Rejected people more likely to volunteer

People who are rejected may be more likely to volunteer or give to a worthy cause, new findings have suggested. Published in the Journal of Consumer Research, the study also found individuals who feel ignored might indulge in conspicuous consumption.

Authors of the report noted the need to belong is a universal theme that crosses all cultures - but explained people behave differently when they experience social exclusion.

According to the findings, individuals who see their self-esteem or sense of belonging threatened may counter this by acting and thinking in a more pro-social and affiliative manner.

The authors - from the University of Houston-Clear Lake and the University of Texas at San Antonio - observed this reaction can help people reconnect with society and bolster their interpersonal attractiveness.

They found those who felt ignored preferred notable clothing makes, adding: "In contrast, being rejected increased pro-social behaviour, but had no effect for clothing with conspicuous brand logos."

Dr Ruth Lowry, Chartered Psychologist, commented: "Among the primary motives for volunteering, individuals cite self-esteem enhancement (feeling better about yourself), a sense of belonging and greater skill competence (employability). 

"Therefore it makes sense that those with low self-esteem or in threatening situations would seek belonging and acceptance within the community - [with] volunteering providing the perfect vehicle to do so.

"Volunteering is often seen as a positive means of giving back to a community but the gains to the individual are also powerful - studies have cited the potential to enhance the social integration of isolated groups including the homeless and those with psychological disorders. 

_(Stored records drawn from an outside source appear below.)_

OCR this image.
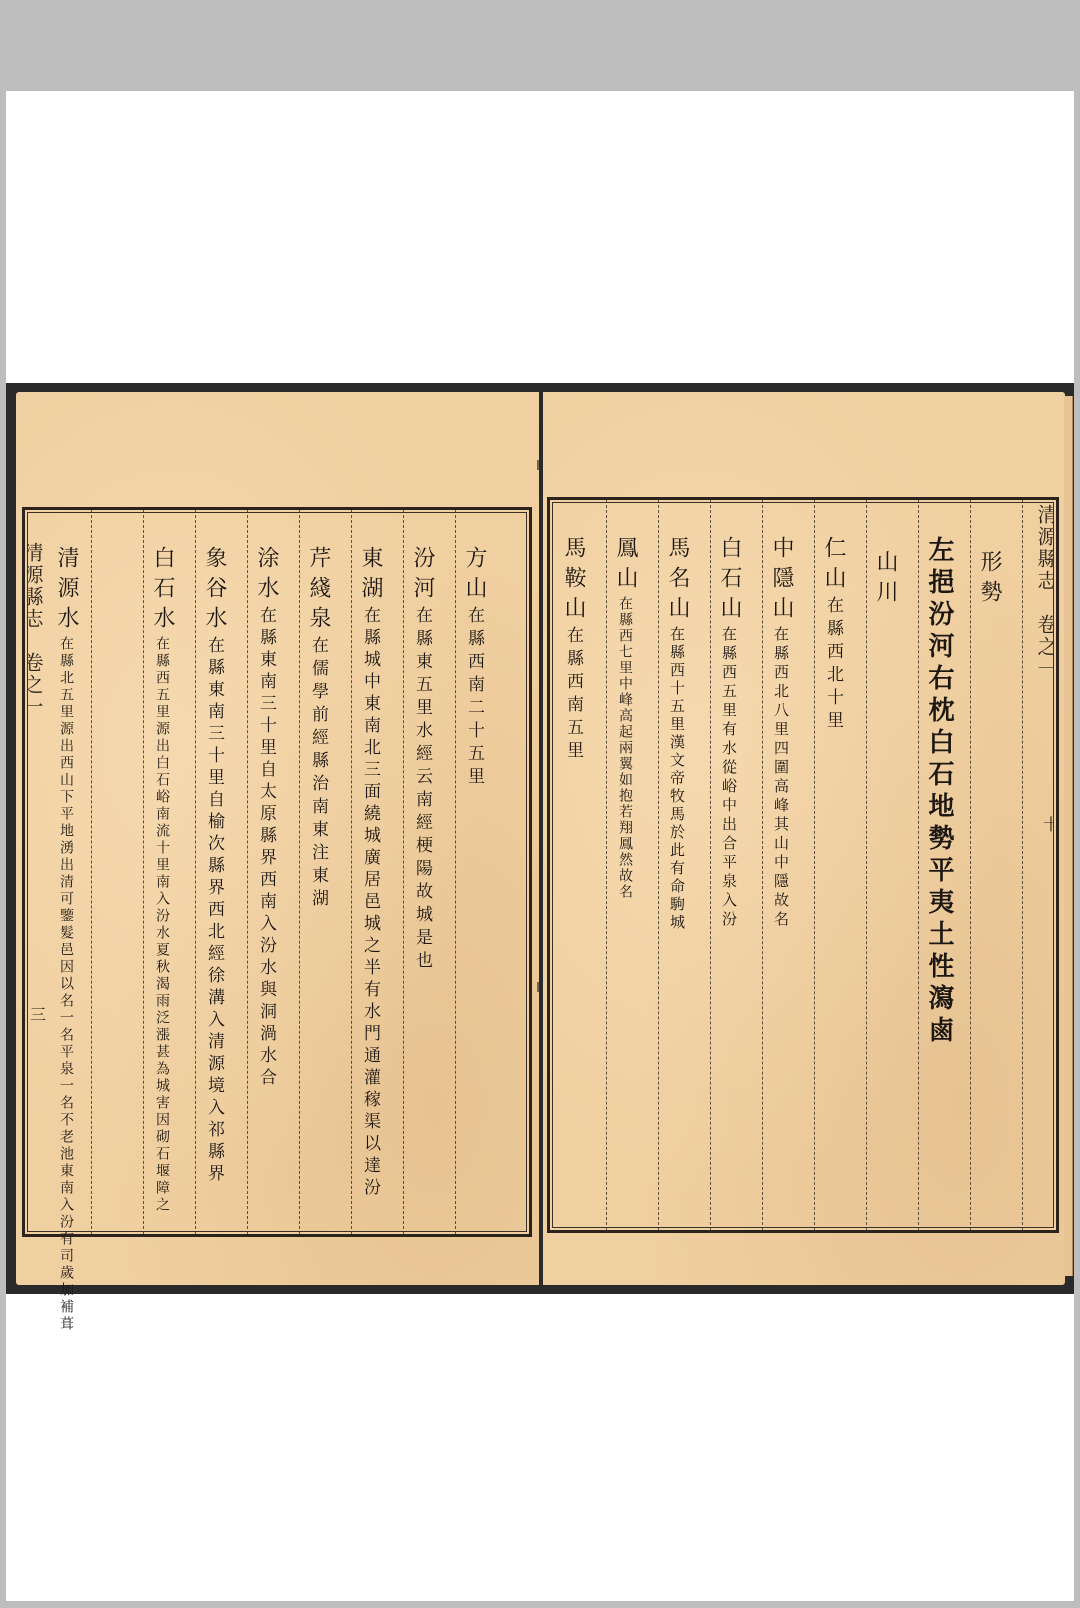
清源縣志　卷之一
三
方山在縣西南二十五里
汾河在縣東五里水經云南經梗陽故城是也
東湖在縣城中東南北三面繞城廣居邑城之半有水門通灌稼渠以達汾
芹綫泉在儒學前經縣治南東注東湖
涂水在縣東南三十里自太原縣界西南入汾水與洞渦水合
象谷水在縣東南三十里自榆次縣界西北經徐溝入清源境入祁縣界
白石水在縣西五里源出白石峪南流十里南入汾水夏秋渴雨泛漲甚為城害因砌石堰障之
清源水在縣北五里源出西山下平地湧出清可鑒髮邑因以名一名平泉一名不老池東南入汾有司歲加補葺
清源縣志　卷之一
十
形勢
左挹汾河右枕白石地勢平夷土性瀉鹵
山川
仁山在縣西北十里
中隱山在縣西北八里四圍高峰其山中隱故名
白石山在縣西五里有水從峪中出合平泉入汾
馬名山在縣西十五里漢文帝牧馬於此有命駒城
鳳山在縣西七里中峰高起兩翼如抱若翔鳳然故名
馬鞍山在縣西南五里
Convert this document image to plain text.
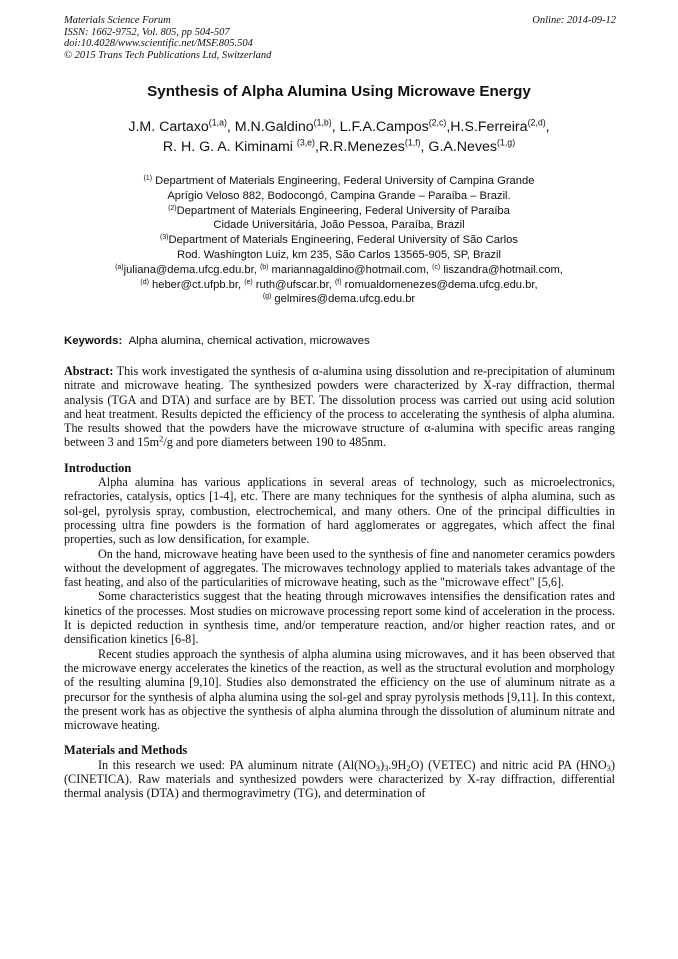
Materials Science Forum
ISSN: 1662-9752, Vol. 805, pp 504-507
doi:10.4028/www.scientific.net/MSF.805.504
© 2015 Trans Tech Publications Ltd, Switzerland
Online: 2014-09-12
Synthesis of Alpha Alumina Using Microwave Energy
J.M. Cartaxo$^{(1,a)}$, M.N.Galdino$^{(1,b)}$, L.F.A.Campos$^{(2,c)}$,H.S.Ferreira$^{(2,d)}$,
R. H. G. A. Kiminami $^{(3,e)}$,R.R.Menezes$^{(1,f)}$, G.A.Neves$^{(1,g)}$
$^{(1)}$ Department of Materials Engineering, Federal University of Campina Grande
Aprígio Veloso 882, Bodocongó, Campina Grande – Paraíba – Brazil.
$^{(2)}$Department of Materials Engineering, Federal University of Paraíba
Cidade Universitária, João Pessoa, Paraíba, Brazil
$^{(3)}$Department of Materials Engineering, Federal University of São Carlos
Rod. Washington Luiz, km 235, São Carlos 13565-905, SP, Brazil
$^{(a)}$juliana@dema.ufcg.edu.br, $^{(b)}$ mariannagaldino@hotmail.com, $^{(c)}$ liszandra@hotmail.com,
$^{(d)}$ heber@ct.ufpb.br, $^{(e)}$ ruth@ufscar.br, $^{(f)}$ romualdomenezes@dema.ufcg.edu.br,
$^{(g)}$ gelmires@dema.ufcg.edu.br
Keywords: Alpha alumina, chemical activation, microwaves

Abstract: This work investigated the synthesis of α-alumina using dissolution and re-precipitation of aluminum nitrate and microwave heating. The synthesized powders were characterized by X-ray diffraction, thermal analysis (TGA and DTA) and surface are by BET. The dissolution process was carried out using acid solution and heat treatment. Results depicted the efficiency of the process to accelerating the synthesis of alpha alumina. The results showed that the powders have the microwave structure of α-alumina with specific areas ranging between 3 and $15m^2/g$ and pore diameters between 190 to 485nm.

Introduction

Alpha alumina has various applications in several areas of technology, such as microelectronics, refractories, catalysis, optics [1-4], etc. There are many techniques for the synthesis of alpha alumina, such as sol-gel, pyrolysis spray, combustion, electrochemical, and many others. One of the principal difficulties in processing ultra fine powders is the formation of hard agglomerates or aggregates, which affect the final properties, such as low densification, for example.

On the hand, microwave heating have been used to the synthesis of fine and nanometer ceramics powders without the development of aggregates. The microwaves technology applied to materials takes advantage of the fast heating, and also of the particularities of microwave heating, such as the "microwave effect" [5,6].

Some characteristics suggest that the heating through microwaves intensifies the densification rates and kinetics of the processes. Most studies on microwave processing report some kind of acceleration in the process. It is depicted reduction in synthesis time, and/or temperature reaction, and/or higher reaction rates, and or densification kinetics [6-8].

Recent studies approach the synthesis of alpha alumina using microwaves, and it has been observed that the microwave energy accelerates the kinetics of the reaction, as well as the structural evolution and morphology of the resulting alumina [9,10]. Studies also demonstrated the efficiency on the use of aluminum nitrate as a precursor for the synthesis of alpha alumina using the sol-gel and spray pyrolysis methods [9,11]. In this context, the present work has as objective the synthesis of alpha alumina through the dissolution of aluminum nitrate and microwave heating.

Materials and Methods

In this research we used: PA aluminum nitrate $(Al(NO_3)_3.9H_2O)$ (VETEC) and nitric acid PA $(HNO_3)$ (CINETICA). Raw materials and synthesized powders were characterized by X-ray diffraction, differential thermal analysis (DTA) and thermogravimetry (TG), and determination of
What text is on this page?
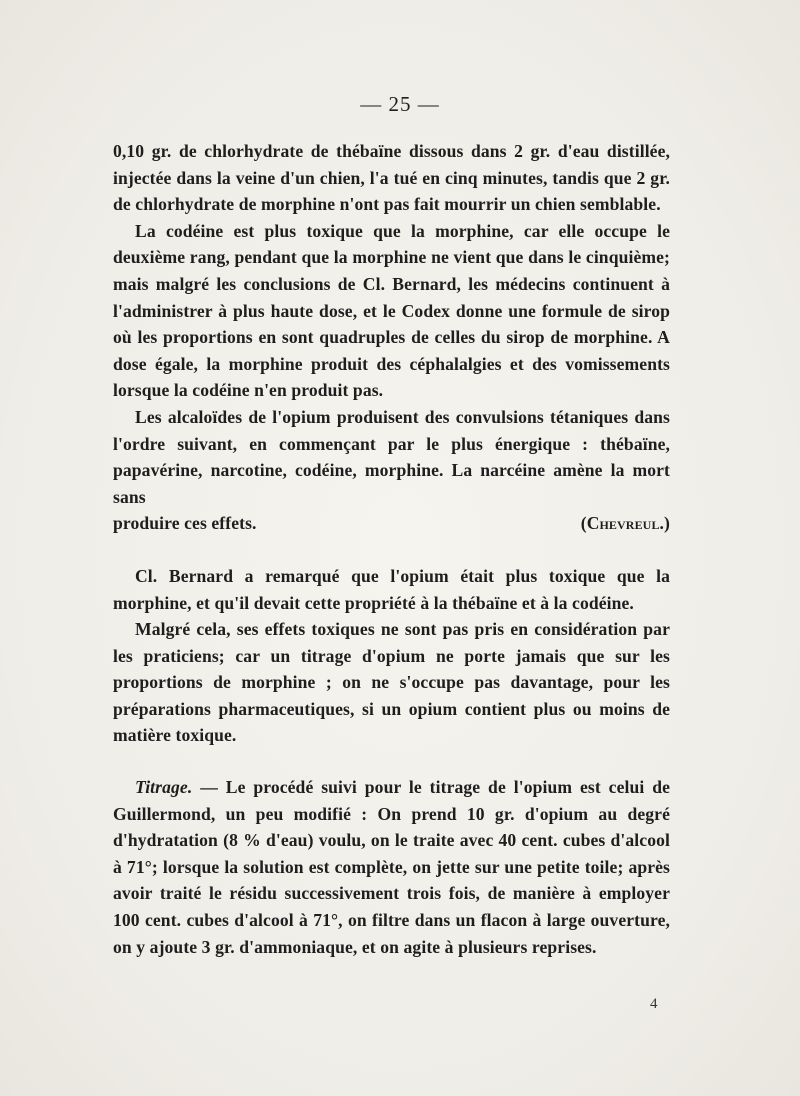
— 25 —

0,10 gr. de chlorhydrate de thébaïne dissous dans 2 gr. d'eau distillée, injectée dans la veine d'un chien, l'a tué en cinq minutes, tandis que 2 gr. de chlorhydrate de morphine n'ont pas fait mourrir un chien semblable.

La codéine est plus toxique que la morphine, car elle occupe le deuxième rang, pendant que la morphine ne vient que dans le cinquième; mais malgré les conclusions de Cl. Bernard, les médecins continuent à l'administrer à plus haute dose, et le Codex donne une formule de sirop où les proportions en sont quadruples de celles du sirop de morphine. A dose égale, la morphine produit des céphalalgies et des vomissements lorsque la codéine n'en produit pas.

Les alcaloïdes de l'opium produisent des convulsions tétaniques dans l'ordre suivant, en commençant par le plus énergique : thébaïne, papavérine, narcotine, codéine, morphine. La narcéine amène la mort sans

produire ces effets.	(Chevreul.)

Cl. Bernard a remarqué que l'opium était plus toxique que la morphine, et qu'il devait cette propriété à la thébaïne et à la codéine.

Malgré cela, ses effets toxiques ne sont pas pris en considération par les praticiens; car un titrage d'opium ne porte jamais que sur les proportions de morphine ; on ne s'occupe pas davantage, pour les préparations pharmaceutiques, si un opium contient plus ou moins de matière toxique.

Titrage. — Le procédé suivi pour le titrage de l'opium est celui de Guillermond, un peu modifié : On prend 10 gr. d'opium au degré d'hydratation (8 % d'eau) voulu, on le traite avec 40 cent. cubes d'alcool à 71°; lorsque la solution est complète, on jette sur une petite toile; après avoir traité le résidu successivement trois fois, de manière à employer 100 cent. cubes d'alcool à 71°, on filtre dans un flacon à large ouverture, on y ajoute 3 gr. d'ammoniaque, et on agite à plusieurs reprises.

4
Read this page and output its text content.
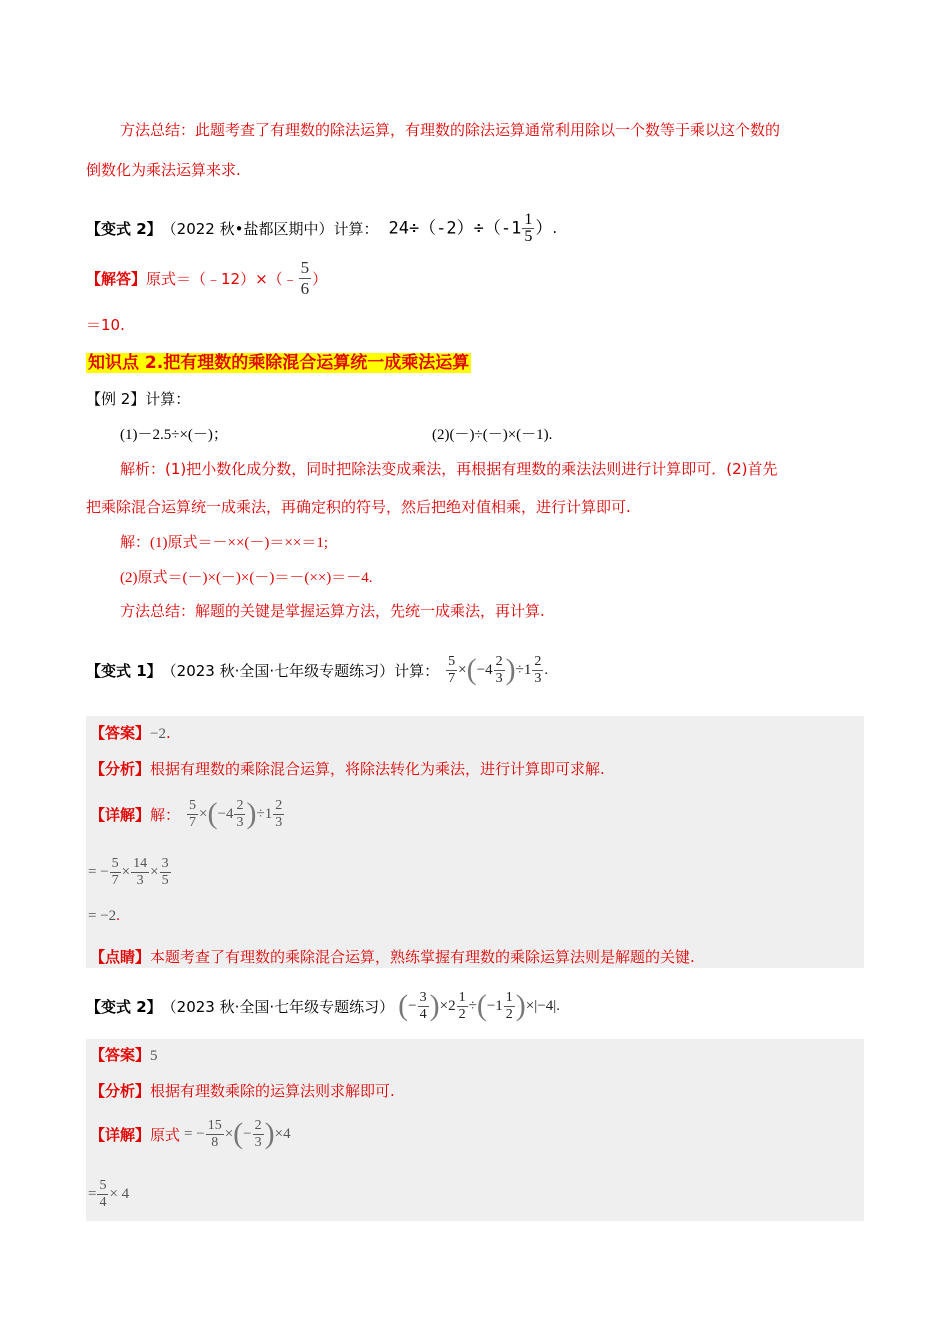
方法总结：此题考查了有理数的除法运算，有理数的除法运算通常利用除以一个数等于乘以这个数的
倒数化为乘法运算来求.
【变式 2】 （2022 秋•盐都区期中）计算： $24\div(-2)\div(-1 \frac{1}{5}$ ） .
【解答】 原式＝（﹣12）×（﹣ $\frac{5}{6}$ ）
＝10.
知识点 2.把有理数的乘除混合运算统一成乘法运算
【例 2】计算：
(1)－2.5÷×(－)；	(2)(－)÷(－)×(－1).
解析：(1)把小数化成分数，同时把除法变成乘法，再根据有理数的乘法法则进行计算即可．(2)首先
把乘除混合运算统一成乘法，再确定积的符号，然后把绝对值相乘，进行计算即可.
解：(1)原式＝－××(－)＝××＝1;
(2)原式＝(－)×(－)×(－)＝－(××)＝－4.
方法总结：解题的关键是掌握运算方法，先统一成乘法，再计算.
【变式 1】 （2023 秋·全国·七年级专题练习）计算： $\frac{5}{7}$ × ( $-4 \frac{2}{3}$ ) $\div 1 \frac{2}{3}$ .
【答案】−2.
【分析】根据有理数的乘除混合运算，将除法转化为乘法，进行计算即可求解.
【详解】 解： $\frac{5}{7}$ × ( $-4 \frac{2}{3}$ ) $\div 1 \frac{2}{3}$
= − $\frac{5}{7} \times \frac{14}{3} \times \frac{3}{5}$
= −2.
【点睛】本题考查了有理数的乘除混合运算，熟练掌握有理数的乘除运算法则是解题的关键.
【变式 2】 （2023 秋·全国·七年级专题练习） ( − $\frac{3}{4}$ ) $\times 2 \frac{1}{2}$ ÷ ( $-1 \frac{1}{2}$ ) ×|−4|.
【答案】5
【分析】根据有理数乘除的运算法则求解即可.
【详解】 原式 = − $\frac{15}{8}$ × ( − $\frac{2}{3}$ ) ×4
= $\frac{5}{4} \times 4$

"An interesting study is that of Steffen et al in The Social Science Journal, 2209, [which] reported the longitudinal results of people who had volunteered at the World Trade Centre in the wake of 9/11. 

"They found that by offering assistance, individuals felt less victimised by the attacks and a greater sense of healing by feeling more integral to their communities. These individuals also reported greater community involvement in the years following the disaster."